Monday, August 20, 2018

everyone is returning

It was a very short night: the sun sets at around 9:30 in Iceland right now. I stay up far later than that, writing and trying to decide how much of a cushion I should give myself for travel to the airport the next day: should I take the bus that leaves at 5:30? Or one an hour later?

In the end, I sleep just a handful of hours and set out for the bus terminal at 5 a.m. The sun is about to rise, but that's hard to see: the clouds are back, the drizzle is just barely holding off.

I walk up the street of my 48-hour home...


Then I turn toward the Pond. Standing on a bridge to take this picture, I have the feeling of having done this once before. Only then the Pond was frozen.


A lot can and does happen in the span of 45 years. I never wondered back then if I would return here, as a retired person. The very idea of being a senior is somewhat frightening when you're just twenty!

I walk along the road that borders the Pond. Look at this! Doesn't it seem like I'm on a predawn walk to the commuter train in Paris? The statue standing in a bed of flowers says yes, but the houses in the background --  that's pure Reykjavik.


The rain is holding off, but just barely. People are saying that Saturday was the nicest day of the whole summer. There had been almost no sun at all this year. How can I complain about any of the petty details of travel when I just happened to be in Reykjavik for this glorious occasion? And though it was cloudy, it never even rained while we rode the Icelandics for a a good several hours yesterday.

I am lucky.

When I arrive at the airport, I'm extremely glad that I chose the earlier bus. The security line rivals ones I'd seen in Chicago! Every flight from this country appears to leave at dawn!
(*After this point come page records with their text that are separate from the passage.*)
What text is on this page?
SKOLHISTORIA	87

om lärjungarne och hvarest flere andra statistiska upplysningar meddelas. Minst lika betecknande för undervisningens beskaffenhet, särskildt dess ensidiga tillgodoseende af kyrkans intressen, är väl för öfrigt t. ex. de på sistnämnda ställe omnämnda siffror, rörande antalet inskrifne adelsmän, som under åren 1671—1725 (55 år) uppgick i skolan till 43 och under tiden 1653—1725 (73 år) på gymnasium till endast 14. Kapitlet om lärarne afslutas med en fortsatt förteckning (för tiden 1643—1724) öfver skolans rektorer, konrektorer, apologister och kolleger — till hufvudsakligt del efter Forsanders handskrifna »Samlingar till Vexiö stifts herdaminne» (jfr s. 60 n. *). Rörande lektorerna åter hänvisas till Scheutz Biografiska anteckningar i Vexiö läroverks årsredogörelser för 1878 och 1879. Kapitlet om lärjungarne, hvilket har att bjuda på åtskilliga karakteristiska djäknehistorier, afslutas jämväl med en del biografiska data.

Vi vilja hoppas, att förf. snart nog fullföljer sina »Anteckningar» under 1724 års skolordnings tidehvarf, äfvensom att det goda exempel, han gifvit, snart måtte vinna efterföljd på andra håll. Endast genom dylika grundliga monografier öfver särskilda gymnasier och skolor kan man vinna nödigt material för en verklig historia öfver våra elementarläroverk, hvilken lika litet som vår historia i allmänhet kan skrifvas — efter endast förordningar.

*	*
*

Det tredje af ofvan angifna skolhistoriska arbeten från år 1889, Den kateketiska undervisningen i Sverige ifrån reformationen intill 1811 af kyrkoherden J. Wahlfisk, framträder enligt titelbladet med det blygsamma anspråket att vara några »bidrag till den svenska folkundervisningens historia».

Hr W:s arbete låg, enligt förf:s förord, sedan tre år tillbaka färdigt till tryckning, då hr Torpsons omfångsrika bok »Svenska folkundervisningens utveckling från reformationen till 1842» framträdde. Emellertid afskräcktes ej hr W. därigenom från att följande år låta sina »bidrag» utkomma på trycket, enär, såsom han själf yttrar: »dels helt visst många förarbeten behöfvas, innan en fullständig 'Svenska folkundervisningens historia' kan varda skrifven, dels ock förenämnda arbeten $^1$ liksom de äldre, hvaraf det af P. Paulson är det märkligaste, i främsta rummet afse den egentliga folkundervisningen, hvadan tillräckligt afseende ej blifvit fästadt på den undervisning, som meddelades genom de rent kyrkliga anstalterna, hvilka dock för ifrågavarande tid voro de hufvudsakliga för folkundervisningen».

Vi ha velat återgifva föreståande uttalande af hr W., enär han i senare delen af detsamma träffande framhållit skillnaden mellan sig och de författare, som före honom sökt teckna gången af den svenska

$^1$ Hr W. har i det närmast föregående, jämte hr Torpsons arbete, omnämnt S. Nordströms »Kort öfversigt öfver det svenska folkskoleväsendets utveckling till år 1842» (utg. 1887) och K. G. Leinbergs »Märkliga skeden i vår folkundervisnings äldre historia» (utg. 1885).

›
The rains come down, but my plane leaves without delay. Forty-eight hours after landing here, I am taking off. And in six and a half hours, I am in Minneapolis again.

But it is my home state, Wisconsin, that causes woes and worries: just as storms broke over the south-central portion  of the state on the day I was to leave for Reykjavik, so, too, today, torrential downpours and storms roll in and threaten everyone's return.

I say "everyone's," because circumstances conspired to have us all return exactly on this day, this evening, to Madison. The young family, after spending a long weekend in Chicago, is returning home. And Ed, along with some of his sailor friends too, tells me he'll be home tonight. If only the rains would pause and allow us all a safe trip home.


The order of our returns? Despite flat tire on airplane, despite torrential rains, I'm back home first! Next in line: the young family, driving carefully to avoid the flooding that is widespread now. Finally -- there's Ed, the sailor. He'll probably roll in with his sailor pals just as I cannot keep my eyes open any more.

Good night, Ocean friends! Sometimes it's good not to wait up for the sailors among us.